2025-04-21
Por Tiago Rosa Gaspar
No seu novo livro, "Decifrar a Corrupção", publicado este ano pela editora Dom Quixote, o investigador português Tiago Rosa Gaspar, em colaboração com um conjunto de distintos especialistas, apresenta um enquadramento conceptual para a compreensão do fenómeno da corrupção, analisando o seu impacto na sociedade, identificando os desafios e oportunidades na sua prevenção e combate, e destacando o papel, tantas vezes subestimado, que qualquer um de nós pode e deve desempenhar nesta luta.
O Instituto Mais Liberdade associa-se também a essa luta, divulgando mais um capítulo desta obra, subordinado ao papel dos cidadãos, da sociedade civil e dos média no combate à corrupção. Agradecemos ao autor e à editora Dom Quixote a sua gentil permissão para esta publicação.

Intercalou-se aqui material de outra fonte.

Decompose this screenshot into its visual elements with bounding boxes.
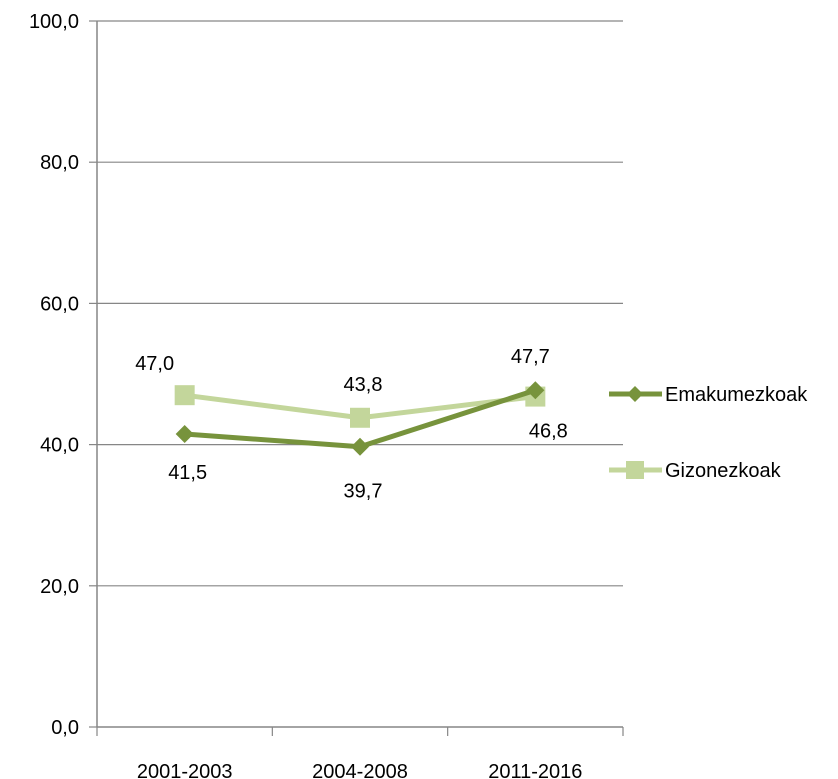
legend-label: Emakumezkoak bbox=[665, 384, 808, 406]
data-point bbox=[174, 385, 195, 406]
data-labels: 47,0 43,8 46,8 41,5 39,7 47,7 bbox=[135, 346, 568, 502]
x-tick-label: 2011-2016 bbox=[488, 761, 582, 779]
y-tick-labels: 0,0 20,0 40,0 60,0 80,0 100,0 bbox=[29, 11, 79, 739]
data-point bbox=[175, 425, 194, 444]
legend-label: Gizonezkoak bbox=[665, 460, 782, 482]
legend-marker bbox=[627, 386, 643, 402]
series bbox=[174, 381, 546, 456]
data-label: 39,7 bbox=[344, 481, 383, 503]
gridlines bbox=[89, 20, 624, 736]
legend-marker bbox=[626, 461, 644, 479]
data-point bbox=[350, 407, 370, 428]
y-tick-label: 80,0 bbox=[40, 152, 79, 174]
x-tick-label: 2004-2008 bbox=[312, 761, 408, 779]
y-tick-label: 20,0 bbox=[40, 576, 79, 598]
data-label: 47,0 bbox=[135, 353, 174, 375]
y-tick-label: 0,0 bbox=[51, 717, 79, 739]
data-point bbox=[351, 437, 369, 456]
data-label: 41,5 bbox=[168, 462, 207, 484]
y-tick-label: 100,0 bbox=[29, 11, 79, 33]
x-tick-labels: 2001-2003 2004-2008 2011-2016 bbox=[137, 761, 583, 779]
legend: Emakumezkoak Gizonezkoak bbox=[609, 384, 808, 482]
axes bbox=[96, 21, 623, 728]
x-tick-label: 2001-2003 bbox=[137, 761, 233, 779]
y-tick-label: 60,0 bbox=[40, 293, 79, 315]
data-point bbox=[526, 381, 545, 400]
data-label: 43,8 bbox=[344, 374, 383, 396]
data-label: 47,7 bbox=[511, 346, 550, 368]
data-label: 46,8 bbox=[529, 421, 568, 443]
y-tick-label: 40,0 bbox=[40, 435, 79, 457]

O conceito de «sociedade civil» expandiu-se significativamente ao longo das últimas décadas, refletindo a diversidade de atores que a compõem. Tradicionalmente, referia-se a um conjunto de organizações, movimentos sociais e associações que não se enquadram nem no setor público nem no empresarial. Hoje, novas formas de organização, tanto digitais quanto presenciais, tornaram essas fronteiras mais flexíveis. Na atualidade, no âmbito dos debates sobre governação, anticorrupção e participação política, a sociedade civil engloba cada vez mais cidadãos que agem individualmente, Organizações da Sociedade Civil (OSC) de cariz formal e informal, meios de comunicação tradicionais e digitais, bem como várias entidades académicas e grupos não institucionais que se organizam em torno de interesses e valores comuns.

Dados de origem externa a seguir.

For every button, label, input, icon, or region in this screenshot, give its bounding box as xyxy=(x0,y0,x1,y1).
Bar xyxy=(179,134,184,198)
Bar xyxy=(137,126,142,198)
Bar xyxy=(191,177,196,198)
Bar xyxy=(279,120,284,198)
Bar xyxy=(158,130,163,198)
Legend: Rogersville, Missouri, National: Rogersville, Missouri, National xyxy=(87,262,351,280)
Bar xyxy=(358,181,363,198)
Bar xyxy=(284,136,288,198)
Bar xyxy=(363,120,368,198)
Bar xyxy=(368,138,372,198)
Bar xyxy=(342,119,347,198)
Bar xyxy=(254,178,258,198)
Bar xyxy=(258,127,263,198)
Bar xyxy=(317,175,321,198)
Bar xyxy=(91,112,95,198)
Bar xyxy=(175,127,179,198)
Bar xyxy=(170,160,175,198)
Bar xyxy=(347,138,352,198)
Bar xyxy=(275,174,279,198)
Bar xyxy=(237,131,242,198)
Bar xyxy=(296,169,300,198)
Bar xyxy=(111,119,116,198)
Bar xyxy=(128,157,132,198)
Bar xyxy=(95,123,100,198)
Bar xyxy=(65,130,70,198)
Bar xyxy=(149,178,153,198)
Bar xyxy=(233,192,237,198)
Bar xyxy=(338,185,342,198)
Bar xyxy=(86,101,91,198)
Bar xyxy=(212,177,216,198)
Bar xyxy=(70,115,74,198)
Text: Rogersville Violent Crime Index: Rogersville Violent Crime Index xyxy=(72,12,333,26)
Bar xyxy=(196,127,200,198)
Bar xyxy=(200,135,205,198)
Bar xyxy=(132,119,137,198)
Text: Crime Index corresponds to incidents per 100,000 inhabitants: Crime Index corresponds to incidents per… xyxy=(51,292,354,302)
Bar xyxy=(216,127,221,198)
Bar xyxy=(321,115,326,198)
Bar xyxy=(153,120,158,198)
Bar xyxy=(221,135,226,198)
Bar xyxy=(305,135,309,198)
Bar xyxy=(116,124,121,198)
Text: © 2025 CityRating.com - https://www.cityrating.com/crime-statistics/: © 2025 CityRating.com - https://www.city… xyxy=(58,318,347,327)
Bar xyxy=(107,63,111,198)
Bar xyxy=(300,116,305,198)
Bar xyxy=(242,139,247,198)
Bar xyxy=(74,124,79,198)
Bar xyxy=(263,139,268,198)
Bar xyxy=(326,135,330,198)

Neste contexto, o cidadão desempenha um papel fulcral. A sua condição de membro de um Estado, associada a um conjunto de direitos e deveres jurídicos e sociais, converte-o num ator político capaz de intervir de modo ativo nos assuntos coletivos. A própria cidadania não é apenas um estatuto jurídico de pertença a uma determinada comunidade política. Ela implica igualmente uma dimensão de participação cívica, permitindo aos indivíduos fiscalizarem as práticas governamentais, denunciarem abusos de poder ou atos de corrupção e, deste modo, contribuírem para a construção de uma cultura de integridade.[1] Por vezes, esta participação ocorre a título pessoal – por exemplo, mediante denúncias anónimas ou pelo simples facto de se recusar a pagar subornos. Noutras ocasiões, verifica-se de modo mais estruturado, por meio de organizações da sociedade civil ou pela ação mediática de jornalistas de investigação.
O cidadão e a luta contra a corrupção
A presença de cidadãos ativos e empenhados é essencial para a prevenção e o combate à corrupção. Quando estes exercem uma vigilância permanente sobre os titulares de cargos públicos, tornam mais difícil o florescimento de redes clientelares, pagamentos de vantagens indevidas e outros atos ilícitos. Com efeito, a luta eficaz contra práticas corruptivas depende, em larga medida, da capacidade que os cidadãos têm para responsabilizar os agentes políticos e denunciar os casos de suspeita de corrupção. Este mecanismo de responsabilização social – também designado «responsabilização vertical» – assenta na possibilidade de os cidadãos responsabilizarem os seus governantes, utilizando, para tal, diferentes canais institucionais ou informais (por exemplo, o voto, a participação em audiências públicas, a ação coletiva ou os fóruns digitais).
Além da denúncia e da pressão política, espera-se que os cidadãos participem na sensibilização de outros membros da sociedade quanto às consequências sociais, económicas e políticas da corrupção. Nos contextos em que a corrupção se revela endémica, a expectativa de que o suborno ou a troca de favores seja necessária para aceder a serviços públicos gera um círculo vicioso de abuso de poder e desconfiança generalizada. Os cidadãos que repudiam tais práticas e que se recusam a participar em esquemas corruptos contribuem para quebrar esta cadeia de cumplicidades, ainda que, nalguns casos, enfrentem riscos pessoais – pois poderão sofrer retaliações ou marginalização.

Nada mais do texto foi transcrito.